The Centers for Disease Control and Prevent reports the disease is the 7th leading cause of death in the U.S. High blood sugar levels in patients with Type 2 diabetes cause series health problems like heart disease, kidney failure, stroke, and blindness.
A couple years ago a group of researchers, including UI biochemist Eric Taylor, identified the genes for a protein called the Mitchondrial Pryuvate Carrier (MPC), which is critical in controlling glucose production in the liver.
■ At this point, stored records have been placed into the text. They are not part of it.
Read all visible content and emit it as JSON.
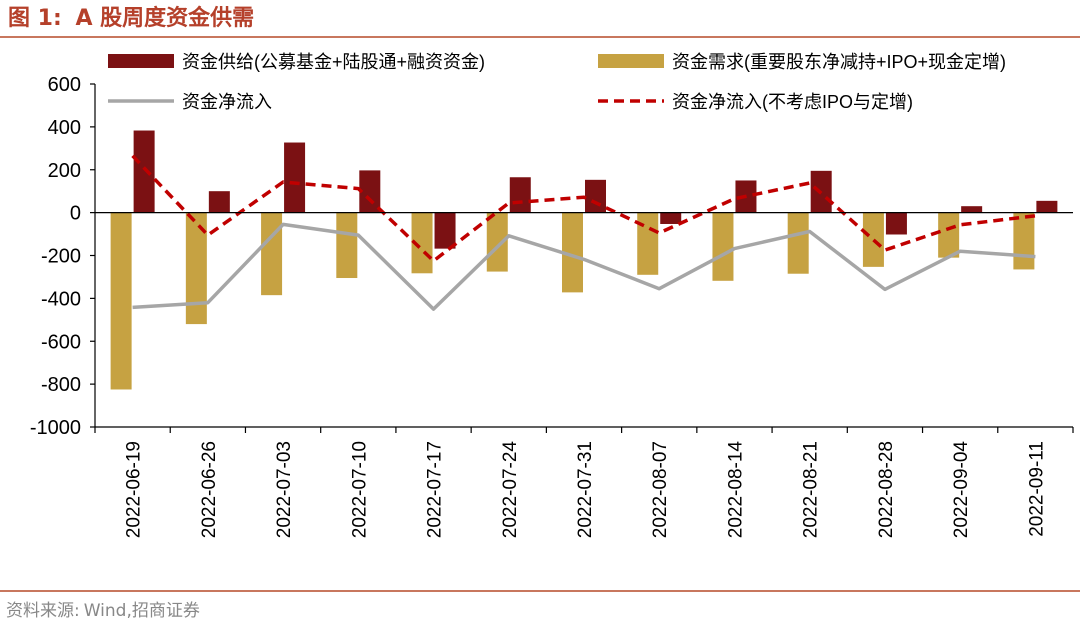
{
  "figure": {
    "label": "图 1:",
    "title": "A 股周度资金供需",
    "source_label": "资料来源:",
    "source_text": "Wind,招商证券"
  },
  "colors": {
    "supply": "#7b1113",
    "demand": "#c6a242",
    "net": "#a6a6a6",
    "net_ex": "#c00000",
    "title": "#b5402a",
    "rule": "#c8775e"
  },
  "chart_data": {
    "type": "bar",
    "title": "",
    "xlabel": "",
    "ylabel": "",
    "ylim": [
      -1000,
      600
    ],
    "yticks": [
      600,
      400,
      200,
      0,
      -200,
      -400,
      -600,
      -800,
      -1000
    ],
    "grid": false,
    "legend_position": "top",
    "categories": [
      "2022-06-19",
      "2022-06-26",
      "2022-07-03",
      "2022-07-10",
      "2022-07-17",
      "2022-07-24",
      "2022-07-31",
      "2022-08-07",
      "2022-08-14",
      "2022-08-21",
      "2022-08-28",
      "2022-09-04",
      "2022-09-11"
    ],
    "series": [
      {
        "name": "资金供给(公募基金+陆股通+融资资金)",
        "kind": "bar",
        "values": [
          383,
          100,
          327,
          197,
          -168,
          165,
          153,
          -53,
          150,
          195,
          -102,
          30,
          55
        ]
      },
      {
        "name": "资金需求(重要股东净减持+IPO+现金定增)",
        "kind": "bar",
        "values": [
          -825,
          -520,
          -385,
          -305,
          -283,
          -275,
          -372,
          -290,
          -318,
          -285,
          -253,
          -210,
          -265
        ]
      },
      {
        "name": "资金净流入",
        "kind": "line",
        "values": [
          -442,
          -420,
          -55,
          -105,
          -450,
          -108,
          -218,
          -355,
          -168,
          -88,
          -358,
          -180,
          -205
        ]
      },
      {
        "name": "资金净流入(不考虑IPO与定增)",
        "kind": "line-dashed",
        "values": [
          265,
          -105,
          143,
          112,
          -225,
          45,
          72,
          -95,
          65,
          138,
          -175,
          -57,
          -15
        ]
      }
    ]
  }
}
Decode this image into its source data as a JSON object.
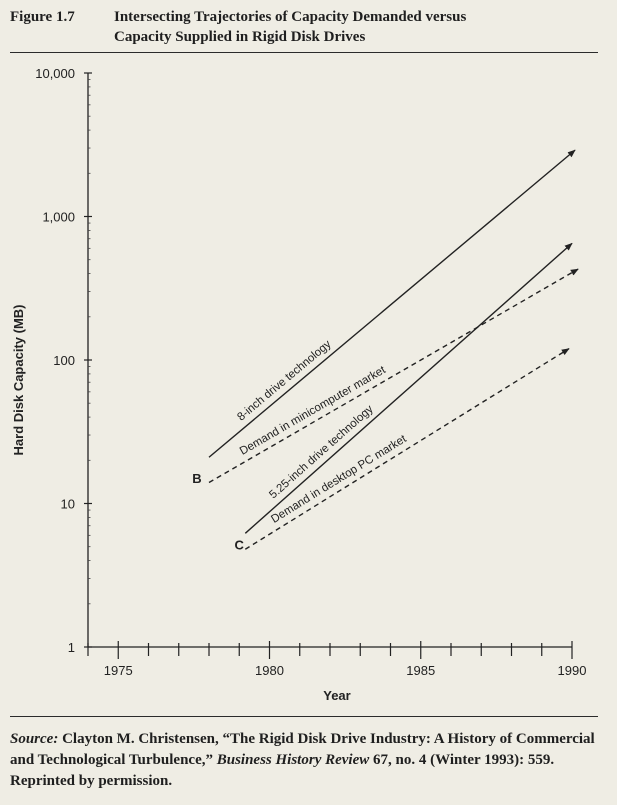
{
  "figure": {
    "label": "Figure 1.7",
    "title_line1": "Intersecting Trajectories of Capacity Demanded versus",
    "title_line2": "Capacity Supplied in Rigid Disk Drives"
  },
  "chart_data": {
    "type": "line",
    "title": "Intersecting Trajectories of Capacity Demanded versus Capacity Supplied in Rigid Disk Drives",
    "xlabel": "Year",
    "ylabel": "Hard Disk Capacity (MB)",
    "xlim": [
      1974,
      1990
    ],
    "ylim": [
      1,
      10000
    ],
    "y_scale": "log",
    "x_ticks": [
      1975,
      1980,
      1985,
      1990
    ],
    "y_ticks": [
      1,
      10,
      100,
      1000,
      10000
    ],
    "y_tick_labels": [
      "1",
      "10",
      "100",
      "1,000",
      "10,000"
    ],
    "grid": false,
    "series": [
      {
        "name": "8-inch drive technology",
        "style": "solid",
        "x": [
          1978,
          1990.1
        ],
        "y": [
          21,
          2900
        ]
      },
      {
        "name": "Demand in minicomputer market",
        "style": "dashed",
        "x": [
          1978,
          1990.2
        ],
        "y": [
          14,
          430
        ]
      },
      {
        "name": "5.25-inch drive technology",
        "style": "solid",
        "x": [
          1979.2,
          1990
        ],
        "y": [
          6.2,
          650
        ]
      },
      {
        "name": "Demand in desktop PC market",
        "style": "dashed",
        "x": [
          1979.2,
          1989.9
        ],
        "y": [
          4.8,
          120
        ]
      }
    ],
    "annotations": [
      {
        "text": "B",
        "x": 1977.6,
        "y": 15
      },
      {
        "text": "C",
        "x": 1979.0,
        "y": 5.2
      }
    ]
  },
  "source": {
    "label": "Source:",
    "text1": " Clayton M. Christensen, “The Rigid Disk Drive Industry: A History of Commercial and Technological Turbulence,” ",
    "journal": "Business History Review",
    "text2": " 67, no. 4 (Winter 1993): 559. Reprinted by permission."
  }
}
As a lead author in his most recent study, published in the journal Cell Metabolism, Taylor finds that turning off MPC activity lowered blood sugar levels in mice with Type 2 diabetes.
"We also saw a decrease in fasting triglycerides and decreases in cholesterol," says Taylor. "These are all things that would be therapeutically desirable in a human patient population."
Taylor was able to accomplish this in two ways. One group of mice were fed a high fat diet and then given a virus that turned off the MPC. Another group was breed without the MPC and fed the same diet.
In both cases glucose levels were low.
Taylor cautions it’s too early to know if this therapy is same for people, especially in people under high levels of physical stress or with other medical complications.